Mesmo que haja qualquer coisa de dura verdade nesta analogia de Dom Quixote e Sancho Pança, a nossa relação nunca foi essa. O Jaime para mim é um… (deus, a nossa família é tão complicada!)… um primo, um irmão, um amigo, um amante. É o meu…amado.
Mas deixa-me explicar-te a genealogia. Ninguém ta explicou ainda e isso é-te mais do que devido. É muito simples até, mas, não sei porquê (e, de momento, nem quero tentar saber porquê), enredámo-nos todos, voluntária ou involuntáriamente, numa teia de enganos para quem estava de fora porque se trocaram nomes (e mesmo pessoas, como sabes… mas lá chegaremos…).

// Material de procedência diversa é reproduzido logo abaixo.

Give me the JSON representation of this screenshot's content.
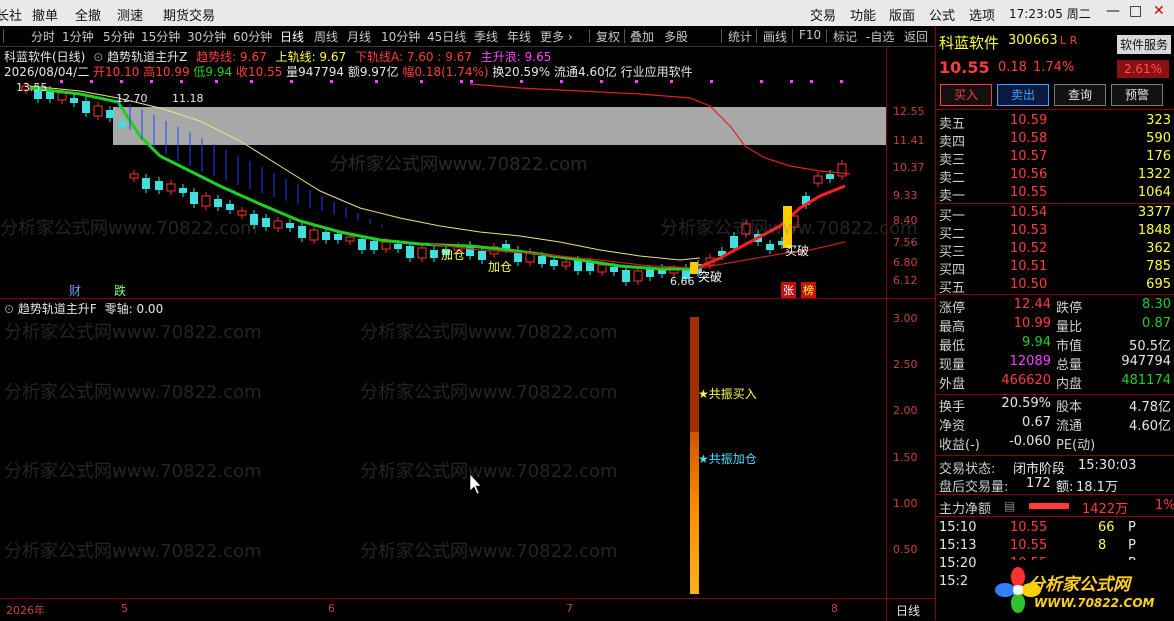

O meu pai era, de facto, sobrinho da tia Júlia. É por isso que a minha mãe sempre lhe chamou tia. E eu, de ouvir a minha mãe, chamava-a assim também.
O Jaime chamava-lhe avó Júlia porque ela fora casada com o senhor Augusto, verdadeiro avô dele, mas ela não fora mãe do pai do Jaime.
Ou seja, eu e o Jaime se calhar nem somos suficientemente chegados por laços de sangue para sequer nos chamarmos primos. Crescemos em casas diferentes, mas fomos criados como se fôssemos irmãos.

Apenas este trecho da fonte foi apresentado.